Świeżynek
![]() |
|
Stare maszyny (np Phoenix) urzekają wdziękiem i klasą. Często również cena jest bardzo atrakcyjna za sprawne urządzenie, ale czy jest w ogóle sens rozważania takich maszyn do pracy? Jak wygląda użytkowanie takich staruszek? Z pewnością daleko im do nowocześniejszych wersji swoich praprawnucząt ale czy to od razu je dyskwalifikuje ze względu na o wiele gorszy komfort pracy? Czy ciężko naprawić taką maszynę jakby coś się stało?
Czyli czy rozważać w ogóle takie maszyny z czasów naszych babć i da się na nich komfortowo szyć? Czy jest to w obecnych czasach tylko piekny antyk na którego lepiej nie patrzeć w kategorii pracy bo jego czasy już minęły? |
|
Krawiec-Filozof
![]() |
|
Często te stare maszyny zadziwiają bezawaryjnością i mocą, a w dodatku ich mechanizmy są tak genialnie proste, że tam się nie ma co zepsuć! Trzeba tylko o maszynę dbać w podstawowym zakresie.

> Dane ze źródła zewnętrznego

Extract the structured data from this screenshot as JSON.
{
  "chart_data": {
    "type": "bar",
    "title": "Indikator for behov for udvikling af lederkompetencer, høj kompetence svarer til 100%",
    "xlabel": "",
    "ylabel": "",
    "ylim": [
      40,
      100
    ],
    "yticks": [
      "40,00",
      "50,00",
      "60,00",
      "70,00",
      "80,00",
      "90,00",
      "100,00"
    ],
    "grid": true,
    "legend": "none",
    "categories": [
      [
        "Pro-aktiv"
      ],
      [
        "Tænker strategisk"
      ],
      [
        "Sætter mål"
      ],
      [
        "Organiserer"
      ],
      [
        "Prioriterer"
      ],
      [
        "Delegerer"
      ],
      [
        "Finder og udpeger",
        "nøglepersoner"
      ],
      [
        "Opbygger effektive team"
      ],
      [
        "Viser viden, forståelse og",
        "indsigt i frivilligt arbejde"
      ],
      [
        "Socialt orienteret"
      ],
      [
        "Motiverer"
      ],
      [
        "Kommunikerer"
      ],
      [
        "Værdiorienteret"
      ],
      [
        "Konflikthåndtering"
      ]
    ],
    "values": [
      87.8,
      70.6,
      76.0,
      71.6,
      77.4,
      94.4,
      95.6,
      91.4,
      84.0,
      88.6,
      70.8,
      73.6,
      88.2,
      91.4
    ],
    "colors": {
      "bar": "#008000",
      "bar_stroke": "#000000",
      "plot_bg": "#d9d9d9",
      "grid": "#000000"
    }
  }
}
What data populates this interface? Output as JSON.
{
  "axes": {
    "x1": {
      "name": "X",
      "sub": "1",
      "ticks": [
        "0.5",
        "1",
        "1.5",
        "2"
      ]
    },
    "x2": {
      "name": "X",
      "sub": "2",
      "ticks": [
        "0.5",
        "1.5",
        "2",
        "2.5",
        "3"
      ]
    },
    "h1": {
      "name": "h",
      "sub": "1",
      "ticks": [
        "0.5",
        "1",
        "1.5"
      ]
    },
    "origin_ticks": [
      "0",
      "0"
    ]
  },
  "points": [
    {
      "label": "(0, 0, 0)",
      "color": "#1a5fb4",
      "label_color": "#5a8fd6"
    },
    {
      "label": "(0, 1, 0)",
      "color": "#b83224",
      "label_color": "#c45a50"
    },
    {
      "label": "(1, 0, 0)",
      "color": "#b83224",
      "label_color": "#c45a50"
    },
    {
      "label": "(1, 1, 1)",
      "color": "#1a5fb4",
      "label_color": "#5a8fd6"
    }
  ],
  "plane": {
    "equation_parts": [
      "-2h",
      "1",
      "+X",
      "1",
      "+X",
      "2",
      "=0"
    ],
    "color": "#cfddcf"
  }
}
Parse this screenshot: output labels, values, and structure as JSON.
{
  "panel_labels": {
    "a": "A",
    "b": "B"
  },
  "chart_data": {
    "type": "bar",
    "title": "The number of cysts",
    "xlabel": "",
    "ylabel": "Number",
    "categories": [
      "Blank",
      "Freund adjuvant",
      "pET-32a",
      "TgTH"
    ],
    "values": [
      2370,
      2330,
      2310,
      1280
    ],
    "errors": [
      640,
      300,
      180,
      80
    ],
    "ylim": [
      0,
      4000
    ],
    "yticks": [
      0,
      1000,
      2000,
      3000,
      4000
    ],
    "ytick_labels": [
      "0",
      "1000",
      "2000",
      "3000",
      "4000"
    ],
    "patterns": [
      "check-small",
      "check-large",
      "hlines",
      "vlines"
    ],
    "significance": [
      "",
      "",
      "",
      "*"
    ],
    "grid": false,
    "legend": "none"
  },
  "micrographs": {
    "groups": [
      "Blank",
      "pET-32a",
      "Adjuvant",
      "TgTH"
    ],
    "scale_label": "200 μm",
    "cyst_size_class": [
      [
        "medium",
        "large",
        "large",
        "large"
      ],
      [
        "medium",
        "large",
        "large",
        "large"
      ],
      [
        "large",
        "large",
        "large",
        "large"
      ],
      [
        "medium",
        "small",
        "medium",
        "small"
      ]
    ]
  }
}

Nie tak dawno ktoś tu z forum poszukiwał maszyny do ciężkich zadań i za namową naszych forumowych speców kupił w końcu starego Singera, który okazał się idealny! ![]() ________________________________________________________
Maszyna do szycia składa się z:
1. maszyny zasadniczej 2. maszynisty https://www.facebook.com/Zibiasz |
|
Szpec od maszyn
![]() |
|
Stare maszyny często nazywane są pancernymi, poza wyjątkami ma to uzasadnienie, są wyjątkowo odporne na duże przeciążenia - takie , które uszkadzają nowe maszyny. Remont takich maszyn jest łatwy wręcz komfortowy dla mechanika (poza wyjątkami), jedyną barierą może być dostępność części (nie dotyczy Łuczników). Teraz minusy, stare maszyny nieraz "oczekują" od użytkownika współpracy wymagającej jakiś zdolności manualnych tj. dokręcić, odkręcić, posmarować, podregulować itd - w zamian odwdzięczają się bezawaryjną pracą przez kilkadziesiąt lat. Ponadto komfort pracy na starych maszynach jest kiepski dla wielu osób, duży ciężar też może zniechęcać.
|
Zaloguj się aby napisać odpowiedź.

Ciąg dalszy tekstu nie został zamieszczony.